Hint:The reaction given in the question is a reduction reaction. We can solve this problem by simple stoichiometric calculations .Write the reaction involved in this process and solve by using stoichiometric calculations.

Complete step by step answer:
We know that this reaction is a reduction reaction and the red hot coke will reduce carbon dioxide to carbon monoxide. We can write the balanced chemical reaction for this process is as follows:
$C{O_2} + C \to 2CO$
From this balanced chemical reaction, we know that 1 mole of carbon dioxide will give 2 moles of carbon monoxide.
So, $x$ litres of $C{O_2}$ will give $2x$ litres of $CO$. In the question, it is given that 1 litre of $C{O_2}$ will react to give 1.4 litre of mixture. In the question, the product formed is not 2 litres by reacting 1 litre of $C{O_2}$ which means the total $C{O_2}$ is not reacted completely and some amount of $C{O_2}$ is left unreacted.
Out of 1 litre, $x$ litres of $C{O_2}$ is reacted and the unreacted amount will be $\left( {1 - x} \right)$ L.
The total volume of mixture is 1.4 litres which is the amount of both reacted and unreacted. That is, $\left( {1 - x} \right) + 2x = 1.4L$.
Therefore, the value of $x$ will be 0.4 L.
The volume of $CO$ formed will be$2 \times 0.4L = 0.8L$.
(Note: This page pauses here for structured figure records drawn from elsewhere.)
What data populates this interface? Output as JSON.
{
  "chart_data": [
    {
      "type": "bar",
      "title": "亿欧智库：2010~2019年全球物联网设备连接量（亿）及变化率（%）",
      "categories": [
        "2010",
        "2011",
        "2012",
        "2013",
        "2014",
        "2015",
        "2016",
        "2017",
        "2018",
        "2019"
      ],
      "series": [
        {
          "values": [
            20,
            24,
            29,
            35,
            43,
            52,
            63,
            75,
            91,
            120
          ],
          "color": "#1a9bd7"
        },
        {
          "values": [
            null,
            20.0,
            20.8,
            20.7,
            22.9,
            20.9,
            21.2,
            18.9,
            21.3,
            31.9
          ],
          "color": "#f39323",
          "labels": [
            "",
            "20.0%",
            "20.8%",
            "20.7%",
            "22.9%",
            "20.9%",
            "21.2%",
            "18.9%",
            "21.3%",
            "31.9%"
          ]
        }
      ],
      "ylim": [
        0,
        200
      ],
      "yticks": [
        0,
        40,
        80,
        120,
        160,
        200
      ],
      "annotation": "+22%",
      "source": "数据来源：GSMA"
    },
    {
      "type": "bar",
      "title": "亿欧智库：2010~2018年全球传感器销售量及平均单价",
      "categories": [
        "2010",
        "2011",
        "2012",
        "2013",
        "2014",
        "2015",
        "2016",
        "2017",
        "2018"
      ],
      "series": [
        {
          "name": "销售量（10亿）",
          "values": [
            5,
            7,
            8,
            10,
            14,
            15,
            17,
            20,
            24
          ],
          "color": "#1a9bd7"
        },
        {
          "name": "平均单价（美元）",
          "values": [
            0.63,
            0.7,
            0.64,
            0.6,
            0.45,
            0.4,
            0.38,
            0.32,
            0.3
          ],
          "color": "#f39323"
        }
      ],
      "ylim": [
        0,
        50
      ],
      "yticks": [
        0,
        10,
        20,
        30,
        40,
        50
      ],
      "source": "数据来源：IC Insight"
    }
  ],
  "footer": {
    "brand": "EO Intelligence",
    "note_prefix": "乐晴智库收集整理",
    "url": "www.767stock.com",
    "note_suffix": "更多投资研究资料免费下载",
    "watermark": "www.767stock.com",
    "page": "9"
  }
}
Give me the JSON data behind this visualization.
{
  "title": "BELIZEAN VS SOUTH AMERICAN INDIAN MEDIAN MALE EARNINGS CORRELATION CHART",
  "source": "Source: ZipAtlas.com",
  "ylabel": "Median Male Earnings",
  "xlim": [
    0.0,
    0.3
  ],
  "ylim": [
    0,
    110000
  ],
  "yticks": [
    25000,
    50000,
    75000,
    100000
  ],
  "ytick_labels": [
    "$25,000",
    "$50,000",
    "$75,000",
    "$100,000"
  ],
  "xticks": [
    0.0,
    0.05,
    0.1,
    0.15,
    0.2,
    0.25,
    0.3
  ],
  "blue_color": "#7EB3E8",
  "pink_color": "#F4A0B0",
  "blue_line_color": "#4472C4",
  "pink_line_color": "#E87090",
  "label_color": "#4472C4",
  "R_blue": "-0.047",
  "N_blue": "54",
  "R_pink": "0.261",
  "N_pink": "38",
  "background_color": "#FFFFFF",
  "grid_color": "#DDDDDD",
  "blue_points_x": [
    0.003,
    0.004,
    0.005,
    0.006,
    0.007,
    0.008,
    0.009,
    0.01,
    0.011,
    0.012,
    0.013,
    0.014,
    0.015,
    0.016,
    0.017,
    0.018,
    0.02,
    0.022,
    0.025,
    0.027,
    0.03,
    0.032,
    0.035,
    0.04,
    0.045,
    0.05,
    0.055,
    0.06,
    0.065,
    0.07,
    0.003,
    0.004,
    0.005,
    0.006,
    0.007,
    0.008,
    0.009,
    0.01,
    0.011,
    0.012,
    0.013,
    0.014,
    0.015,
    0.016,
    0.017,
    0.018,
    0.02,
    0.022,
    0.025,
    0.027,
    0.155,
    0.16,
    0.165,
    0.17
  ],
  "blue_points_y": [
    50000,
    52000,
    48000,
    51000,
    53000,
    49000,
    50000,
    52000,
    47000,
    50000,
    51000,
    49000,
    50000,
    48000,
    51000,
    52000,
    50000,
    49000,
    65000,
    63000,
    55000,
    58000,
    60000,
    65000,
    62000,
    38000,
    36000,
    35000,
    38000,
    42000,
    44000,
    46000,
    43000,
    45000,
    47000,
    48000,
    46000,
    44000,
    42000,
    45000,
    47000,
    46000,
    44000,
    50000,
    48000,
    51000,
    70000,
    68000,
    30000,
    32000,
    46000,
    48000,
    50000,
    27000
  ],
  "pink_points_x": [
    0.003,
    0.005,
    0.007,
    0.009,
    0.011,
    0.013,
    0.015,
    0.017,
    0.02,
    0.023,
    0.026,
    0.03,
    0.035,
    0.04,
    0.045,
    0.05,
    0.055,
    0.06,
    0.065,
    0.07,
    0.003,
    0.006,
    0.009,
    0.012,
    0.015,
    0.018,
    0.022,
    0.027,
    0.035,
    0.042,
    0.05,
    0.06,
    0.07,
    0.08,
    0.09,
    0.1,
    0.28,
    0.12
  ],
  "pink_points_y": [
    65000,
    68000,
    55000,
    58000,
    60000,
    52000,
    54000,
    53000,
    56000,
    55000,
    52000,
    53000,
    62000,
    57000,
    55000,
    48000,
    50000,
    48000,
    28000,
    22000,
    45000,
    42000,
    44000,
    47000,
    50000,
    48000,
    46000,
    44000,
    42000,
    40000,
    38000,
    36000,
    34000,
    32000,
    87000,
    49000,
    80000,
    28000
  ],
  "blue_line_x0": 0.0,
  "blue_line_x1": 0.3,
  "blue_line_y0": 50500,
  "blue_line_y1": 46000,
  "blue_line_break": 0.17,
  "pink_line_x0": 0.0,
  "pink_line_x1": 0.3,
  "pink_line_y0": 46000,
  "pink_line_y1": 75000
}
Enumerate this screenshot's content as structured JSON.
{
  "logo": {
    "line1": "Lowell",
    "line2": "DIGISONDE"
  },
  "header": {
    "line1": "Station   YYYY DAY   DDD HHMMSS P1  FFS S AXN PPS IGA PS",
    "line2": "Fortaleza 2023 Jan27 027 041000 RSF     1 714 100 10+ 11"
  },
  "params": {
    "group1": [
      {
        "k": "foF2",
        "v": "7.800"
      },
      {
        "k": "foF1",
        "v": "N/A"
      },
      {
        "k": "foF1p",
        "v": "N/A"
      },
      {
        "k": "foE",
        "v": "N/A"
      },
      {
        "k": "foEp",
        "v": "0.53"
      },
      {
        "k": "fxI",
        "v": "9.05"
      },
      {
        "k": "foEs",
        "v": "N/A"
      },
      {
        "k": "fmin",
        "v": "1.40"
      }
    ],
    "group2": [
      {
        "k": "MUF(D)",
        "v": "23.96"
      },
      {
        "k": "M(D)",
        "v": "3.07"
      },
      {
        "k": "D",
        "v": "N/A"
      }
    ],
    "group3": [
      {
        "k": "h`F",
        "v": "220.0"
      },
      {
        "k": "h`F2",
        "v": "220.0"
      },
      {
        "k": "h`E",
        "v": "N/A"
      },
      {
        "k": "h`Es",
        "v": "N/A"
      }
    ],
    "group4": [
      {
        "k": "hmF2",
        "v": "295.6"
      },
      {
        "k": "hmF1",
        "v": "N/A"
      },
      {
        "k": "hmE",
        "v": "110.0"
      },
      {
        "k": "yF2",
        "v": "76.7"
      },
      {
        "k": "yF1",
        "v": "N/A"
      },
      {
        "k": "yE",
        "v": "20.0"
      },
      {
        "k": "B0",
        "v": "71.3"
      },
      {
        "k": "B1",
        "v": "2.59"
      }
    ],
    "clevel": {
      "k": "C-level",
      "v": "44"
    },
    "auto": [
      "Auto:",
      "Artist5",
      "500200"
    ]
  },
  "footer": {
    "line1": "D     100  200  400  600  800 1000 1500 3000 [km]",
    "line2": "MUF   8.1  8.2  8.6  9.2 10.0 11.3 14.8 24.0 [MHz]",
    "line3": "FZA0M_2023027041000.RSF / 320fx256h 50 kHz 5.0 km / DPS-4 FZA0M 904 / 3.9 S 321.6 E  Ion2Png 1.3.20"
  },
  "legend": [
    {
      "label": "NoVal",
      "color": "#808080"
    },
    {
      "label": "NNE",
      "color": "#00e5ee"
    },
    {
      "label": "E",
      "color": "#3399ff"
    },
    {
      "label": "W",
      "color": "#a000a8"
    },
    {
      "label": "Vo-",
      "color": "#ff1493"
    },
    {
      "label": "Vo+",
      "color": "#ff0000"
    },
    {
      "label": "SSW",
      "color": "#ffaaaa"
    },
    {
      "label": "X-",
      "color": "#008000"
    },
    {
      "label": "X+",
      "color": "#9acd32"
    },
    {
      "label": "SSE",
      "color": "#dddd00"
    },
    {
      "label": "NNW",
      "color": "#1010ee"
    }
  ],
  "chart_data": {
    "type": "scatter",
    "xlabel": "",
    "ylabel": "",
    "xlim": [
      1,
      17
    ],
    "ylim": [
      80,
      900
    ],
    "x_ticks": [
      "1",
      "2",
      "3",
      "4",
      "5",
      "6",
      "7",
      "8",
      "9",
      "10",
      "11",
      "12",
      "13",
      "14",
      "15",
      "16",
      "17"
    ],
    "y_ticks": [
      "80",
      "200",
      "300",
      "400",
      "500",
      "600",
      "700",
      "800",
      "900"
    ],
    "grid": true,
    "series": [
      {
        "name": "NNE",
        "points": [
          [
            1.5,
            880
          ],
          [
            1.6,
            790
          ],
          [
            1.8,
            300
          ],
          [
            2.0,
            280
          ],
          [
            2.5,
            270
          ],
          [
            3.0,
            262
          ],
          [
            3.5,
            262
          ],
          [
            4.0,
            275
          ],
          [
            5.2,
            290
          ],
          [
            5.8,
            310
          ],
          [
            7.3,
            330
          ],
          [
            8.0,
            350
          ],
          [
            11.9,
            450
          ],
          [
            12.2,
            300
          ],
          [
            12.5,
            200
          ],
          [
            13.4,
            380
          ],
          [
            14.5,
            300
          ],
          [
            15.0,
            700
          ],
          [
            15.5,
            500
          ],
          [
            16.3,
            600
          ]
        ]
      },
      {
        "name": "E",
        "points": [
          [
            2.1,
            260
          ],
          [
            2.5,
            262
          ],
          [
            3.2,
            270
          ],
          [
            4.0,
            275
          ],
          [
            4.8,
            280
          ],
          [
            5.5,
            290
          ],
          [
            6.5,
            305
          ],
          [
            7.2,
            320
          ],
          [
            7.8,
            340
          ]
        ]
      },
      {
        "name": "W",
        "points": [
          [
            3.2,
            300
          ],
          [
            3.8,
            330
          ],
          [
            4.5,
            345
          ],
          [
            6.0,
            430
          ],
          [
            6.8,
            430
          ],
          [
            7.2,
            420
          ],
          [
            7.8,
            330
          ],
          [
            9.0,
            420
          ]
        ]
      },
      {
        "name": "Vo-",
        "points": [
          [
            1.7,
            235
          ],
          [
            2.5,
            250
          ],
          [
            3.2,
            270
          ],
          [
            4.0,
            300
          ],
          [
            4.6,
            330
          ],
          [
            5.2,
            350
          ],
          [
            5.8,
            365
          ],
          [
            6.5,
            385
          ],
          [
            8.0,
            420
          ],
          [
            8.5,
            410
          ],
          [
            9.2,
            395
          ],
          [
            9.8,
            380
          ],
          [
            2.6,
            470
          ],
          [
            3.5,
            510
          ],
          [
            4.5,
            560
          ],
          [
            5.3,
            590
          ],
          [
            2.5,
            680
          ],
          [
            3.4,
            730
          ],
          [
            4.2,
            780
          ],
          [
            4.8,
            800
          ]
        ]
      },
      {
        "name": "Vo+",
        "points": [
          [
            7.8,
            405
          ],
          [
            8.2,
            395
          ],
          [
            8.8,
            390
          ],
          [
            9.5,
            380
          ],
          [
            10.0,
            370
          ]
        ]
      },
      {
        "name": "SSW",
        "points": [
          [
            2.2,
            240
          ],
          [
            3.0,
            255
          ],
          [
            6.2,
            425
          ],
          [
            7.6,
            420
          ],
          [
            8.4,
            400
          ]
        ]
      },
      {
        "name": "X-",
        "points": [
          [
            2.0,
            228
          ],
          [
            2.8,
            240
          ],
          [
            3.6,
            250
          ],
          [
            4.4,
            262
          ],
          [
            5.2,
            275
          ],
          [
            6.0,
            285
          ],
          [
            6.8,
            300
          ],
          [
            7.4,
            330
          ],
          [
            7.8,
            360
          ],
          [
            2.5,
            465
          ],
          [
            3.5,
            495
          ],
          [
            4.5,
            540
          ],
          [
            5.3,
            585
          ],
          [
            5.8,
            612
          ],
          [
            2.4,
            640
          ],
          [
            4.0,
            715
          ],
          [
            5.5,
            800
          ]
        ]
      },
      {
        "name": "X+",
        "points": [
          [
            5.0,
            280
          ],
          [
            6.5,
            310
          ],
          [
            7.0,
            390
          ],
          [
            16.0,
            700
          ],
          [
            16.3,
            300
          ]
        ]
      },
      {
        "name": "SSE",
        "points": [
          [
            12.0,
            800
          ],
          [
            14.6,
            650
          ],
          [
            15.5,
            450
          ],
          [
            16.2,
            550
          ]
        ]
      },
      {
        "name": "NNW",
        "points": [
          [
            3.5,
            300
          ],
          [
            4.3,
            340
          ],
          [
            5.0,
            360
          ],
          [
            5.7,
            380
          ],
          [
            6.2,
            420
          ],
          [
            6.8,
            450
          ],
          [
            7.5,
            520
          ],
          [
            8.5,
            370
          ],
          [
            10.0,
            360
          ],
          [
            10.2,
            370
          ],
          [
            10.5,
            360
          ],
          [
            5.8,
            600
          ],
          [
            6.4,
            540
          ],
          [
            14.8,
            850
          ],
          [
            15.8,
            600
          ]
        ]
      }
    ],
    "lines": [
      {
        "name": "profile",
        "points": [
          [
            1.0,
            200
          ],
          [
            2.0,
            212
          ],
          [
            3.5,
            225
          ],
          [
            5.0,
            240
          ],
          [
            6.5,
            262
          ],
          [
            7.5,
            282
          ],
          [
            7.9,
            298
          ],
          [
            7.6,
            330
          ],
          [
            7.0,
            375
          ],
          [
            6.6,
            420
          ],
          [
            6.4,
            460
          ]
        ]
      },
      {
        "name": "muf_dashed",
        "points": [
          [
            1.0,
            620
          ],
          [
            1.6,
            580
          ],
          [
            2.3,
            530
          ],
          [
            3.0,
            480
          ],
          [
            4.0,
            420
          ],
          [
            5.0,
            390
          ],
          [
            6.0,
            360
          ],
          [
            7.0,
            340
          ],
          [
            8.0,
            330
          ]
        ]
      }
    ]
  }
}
Volume of $C{O_2}$ left = $\left( {1 - 0.4} \right)L = 0.6L$
Therefore, the correct option will be C.


Note:The reaction given above is a reduction reaction. The red hot coke means the carbon coke under high temperature which will act as a reducing agent here and reduces the carbon dioxide to carbon monoxide.